December 10, 2015
Looking Forward. . .

Toward a New Year—

Perhaps for the first time since high school (about a hundred years ago), we don’t have a new stage production planned. We’re booking King Lear, continuing to work on it, and starting to edit a version for DVD. We’re still performing Gifts here and there. We’re commencing a reading/performance tour for our new edition of Rash Acts. But we don’t have a new idea that wants to be staged.

At times something’s fallen out of the sky: an offer to direct, a notion floated from a theatre interested in a collaboration, a story that just reaches up out of the ground and grabs you by the ankle. Those unplanned excursions have been blessed ones, and I’m halfway hoping that may happen.

Meantime, our energies have been consumed with writing fiction. We’ve just published our third short story, The Blue Lotus,” in Printers Ink Journal, the first one we’re actually being paid for — about enough to pay for five weeks of coffee. And our first novel, Realists, is now in print.
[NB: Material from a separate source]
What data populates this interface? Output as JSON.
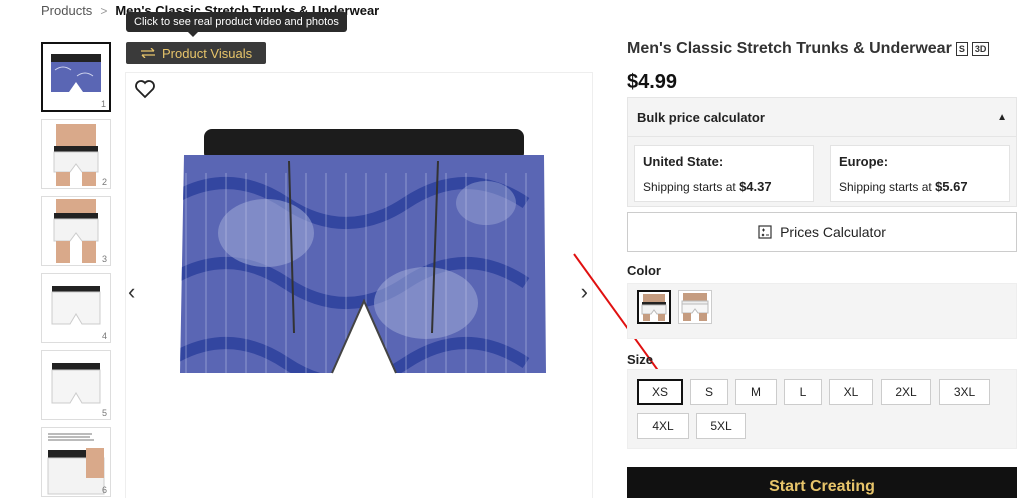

Realists started in the theatre. In 2001 we were invited to do a residency at Juniata College in PA, and in six weeks wrote and staged the play, starting from a scenario with extensive student improvisation. It’s still one of our favorites, but with a cast of 15 and an on-stage bus, it had little future on other stages.
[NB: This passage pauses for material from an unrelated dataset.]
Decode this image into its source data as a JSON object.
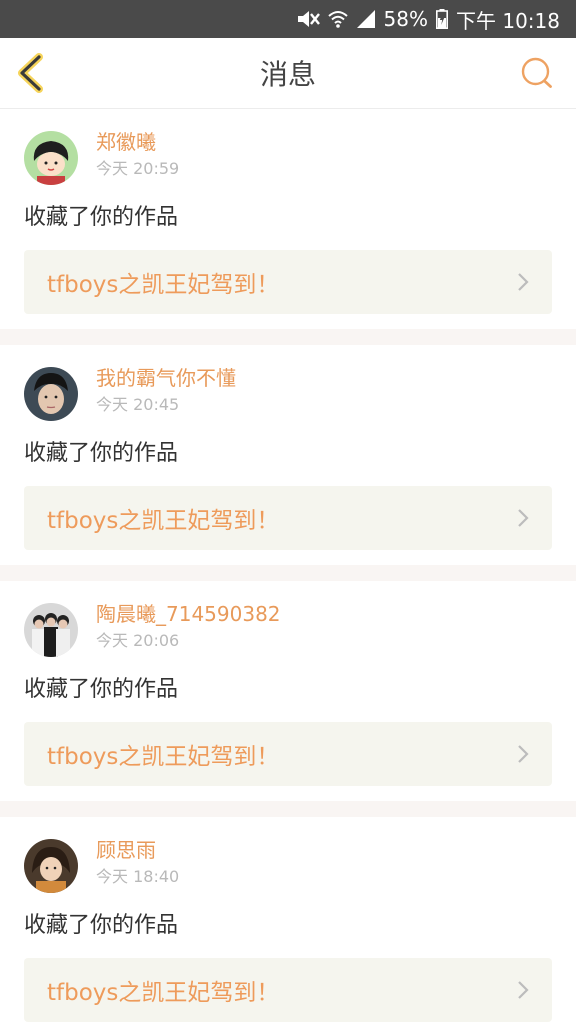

In 2005 we rewrote it as a novel, but it wasn’t until a few years ago, when we really started to get serious about writing fiction and about actually learning the craft, that we approached it again. Through six drafts you begin to begin.

For me, the greatest challenge in moving from one story-telling medium to another is the “rhythm” of perception. An audience for sketch comedy has very different antennae than an audience for full-length realism, and a reader still another. Writing styles in prose have a wide range of densities, but all tend to be new languages to a playwright. Particular differences — the need for description, shifting points of view, inner thoughts, etc. — have their own challenge, but overall they’re an invitation to a deeper exploration of the story, an opulence of choices. Now on the fourth draft of our fifth novel, we’re just starting to see the potential.
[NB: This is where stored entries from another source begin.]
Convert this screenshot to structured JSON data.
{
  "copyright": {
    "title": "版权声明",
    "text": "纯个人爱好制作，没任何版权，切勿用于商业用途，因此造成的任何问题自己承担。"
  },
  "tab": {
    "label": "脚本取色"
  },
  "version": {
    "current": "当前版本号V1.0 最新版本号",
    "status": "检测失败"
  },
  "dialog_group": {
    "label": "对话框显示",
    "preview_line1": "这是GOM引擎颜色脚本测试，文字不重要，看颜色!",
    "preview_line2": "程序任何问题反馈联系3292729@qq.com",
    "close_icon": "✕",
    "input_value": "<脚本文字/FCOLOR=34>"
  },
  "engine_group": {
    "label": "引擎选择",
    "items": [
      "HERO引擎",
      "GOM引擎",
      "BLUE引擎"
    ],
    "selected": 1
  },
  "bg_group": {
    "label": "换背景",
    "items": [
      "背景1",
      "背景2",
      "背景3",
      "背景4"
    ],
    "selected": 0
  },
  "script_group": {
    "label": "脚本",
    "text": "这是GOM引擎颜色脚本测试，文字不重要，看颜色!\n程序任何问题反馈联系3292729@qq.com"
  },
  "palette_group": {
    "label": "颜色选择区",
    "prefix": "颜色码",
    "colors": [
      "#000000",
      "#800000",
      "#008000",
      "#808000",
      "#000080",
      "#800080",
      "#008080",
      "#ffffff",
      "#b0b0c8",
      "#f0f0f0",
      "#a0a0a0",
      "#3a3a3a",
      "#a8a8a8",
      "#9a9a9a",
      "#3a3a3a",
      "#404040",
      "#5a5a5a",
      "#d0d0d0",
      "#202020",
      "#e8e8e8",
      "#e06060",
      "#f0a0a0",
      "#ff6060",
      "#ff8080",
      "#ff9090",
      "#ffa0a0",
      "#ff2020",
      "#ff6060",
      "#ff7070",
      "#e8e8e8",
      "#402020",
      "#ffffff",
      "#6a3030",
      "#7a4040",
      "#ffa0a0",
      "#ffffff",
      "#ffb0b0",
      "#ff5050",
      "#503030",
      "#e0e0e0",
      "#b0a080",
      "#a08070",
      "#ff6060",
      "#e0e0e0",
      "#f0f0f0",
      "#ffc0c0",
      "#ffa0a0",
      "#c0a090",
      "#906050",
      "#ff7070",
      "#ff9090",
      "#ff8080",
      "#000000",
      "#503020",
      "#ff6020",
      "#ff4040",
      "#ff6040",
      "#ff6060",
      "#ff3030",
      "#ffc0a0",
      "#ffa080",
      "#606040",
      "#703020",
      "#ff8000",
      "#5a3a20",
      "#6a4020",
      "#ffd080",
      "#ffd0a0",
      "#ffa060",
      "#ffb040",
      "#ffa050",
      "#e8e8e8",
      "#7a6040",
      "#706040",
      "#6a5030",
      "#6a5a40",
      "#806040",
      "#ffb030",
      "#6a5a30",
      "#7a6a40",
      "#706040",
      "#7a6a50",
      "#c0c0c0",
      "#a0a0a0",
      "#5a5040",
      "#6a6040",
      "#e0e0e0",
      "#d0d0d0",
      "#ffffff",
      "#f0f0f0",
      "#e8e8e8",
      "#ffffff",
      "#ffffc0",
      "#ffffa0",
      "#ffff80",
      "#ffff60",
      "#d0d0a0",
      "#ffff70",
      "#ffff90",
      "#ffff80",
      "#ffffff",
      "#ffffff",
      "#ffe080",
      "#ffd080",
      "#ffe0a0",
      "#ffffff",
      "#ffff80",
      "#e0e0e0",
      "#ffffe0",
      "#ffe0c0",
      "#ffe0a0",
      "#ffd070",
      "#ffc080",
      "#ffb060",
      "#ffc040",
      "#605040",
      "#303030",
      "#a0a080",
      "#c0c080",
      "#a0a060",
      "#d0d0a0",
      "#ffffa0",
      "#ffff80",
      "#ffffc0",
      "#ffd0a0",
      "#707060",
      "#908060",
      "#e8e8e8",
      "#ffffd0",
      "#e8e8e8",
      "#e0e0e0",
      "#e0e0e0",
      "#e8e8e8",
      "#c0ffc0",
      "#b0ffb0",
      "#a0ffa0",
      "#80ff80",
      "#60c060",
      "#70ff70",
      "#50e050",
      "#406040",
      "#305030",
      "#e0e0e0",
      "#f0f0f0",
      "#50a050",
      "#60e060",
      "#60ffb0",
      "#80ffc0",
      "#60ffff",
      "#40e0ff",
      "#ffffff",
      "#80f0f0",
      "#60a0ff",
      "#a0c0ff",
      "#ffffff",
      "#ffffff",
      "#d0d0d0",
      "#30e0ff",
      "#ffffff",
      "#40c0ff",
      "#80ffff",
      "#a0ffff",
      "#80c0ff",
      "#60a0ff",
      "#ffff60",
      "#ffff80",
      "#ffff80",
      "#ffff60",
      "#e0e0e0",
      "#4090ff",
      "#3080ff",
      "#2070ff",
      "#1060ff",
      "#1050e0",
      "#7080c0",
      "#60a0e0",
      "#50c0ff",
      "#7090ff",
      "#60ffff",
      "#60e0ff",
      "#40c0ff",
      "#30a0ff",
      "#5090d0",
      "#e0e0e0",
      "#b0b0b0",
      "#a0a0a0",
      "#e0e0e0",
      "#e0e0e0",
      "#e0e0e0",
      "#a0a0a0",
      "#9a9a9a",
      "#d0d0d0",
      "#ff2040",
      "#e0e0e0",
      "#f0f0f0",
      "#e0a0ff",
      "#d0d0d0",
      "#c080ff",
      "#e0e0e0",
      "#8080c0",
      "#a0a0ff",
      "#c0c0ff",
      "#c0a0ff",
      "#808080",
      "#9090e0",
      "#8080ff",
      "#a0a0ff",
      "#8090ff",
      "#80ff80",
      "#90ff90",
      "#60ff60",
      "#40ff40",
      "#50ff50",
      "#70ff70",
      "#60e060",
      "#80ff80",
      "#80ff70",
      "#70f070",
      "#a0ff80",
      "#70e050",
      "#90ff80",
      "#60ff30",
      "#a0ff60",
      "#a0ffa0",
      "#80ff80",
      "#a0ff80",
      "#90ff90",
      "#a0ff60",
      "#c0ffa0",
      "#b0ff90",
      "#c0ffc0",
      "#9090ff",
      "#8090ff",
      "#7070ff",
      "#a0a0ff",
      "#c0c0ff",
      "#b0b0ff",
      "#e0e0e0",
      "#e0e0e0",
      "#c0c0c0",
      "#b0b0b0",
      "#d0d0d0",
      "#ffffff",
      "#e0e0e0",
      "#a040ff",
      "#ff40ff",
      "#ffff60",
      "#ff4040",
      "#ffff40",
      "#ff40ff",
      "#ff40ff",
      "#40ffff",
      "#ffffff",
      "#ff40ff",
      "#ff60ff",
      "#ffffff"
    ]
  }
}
One thing is shared by the playwright and the novelist: the certain knowledge that he/she is doing something immensely worthy and transcendentally foolish.

More Travel—

Two weeks after returning from our East Coast tour of Lear, I took off on a solo journey, researching our current novel Akedah: the Binding, which involves the characters on a car trip from Chico, CA, to Shiprock, NM. I drove the path of the characters, a trip of great utility and excruciatingly bleak motels — but that’s what the characters do. Fortuitous moments: I’d planned to drive through Yosemite but found that all the passes were closed due to snow, so the characters had to make a long horseshoe loop to the north — a great improvement for Chapter 8.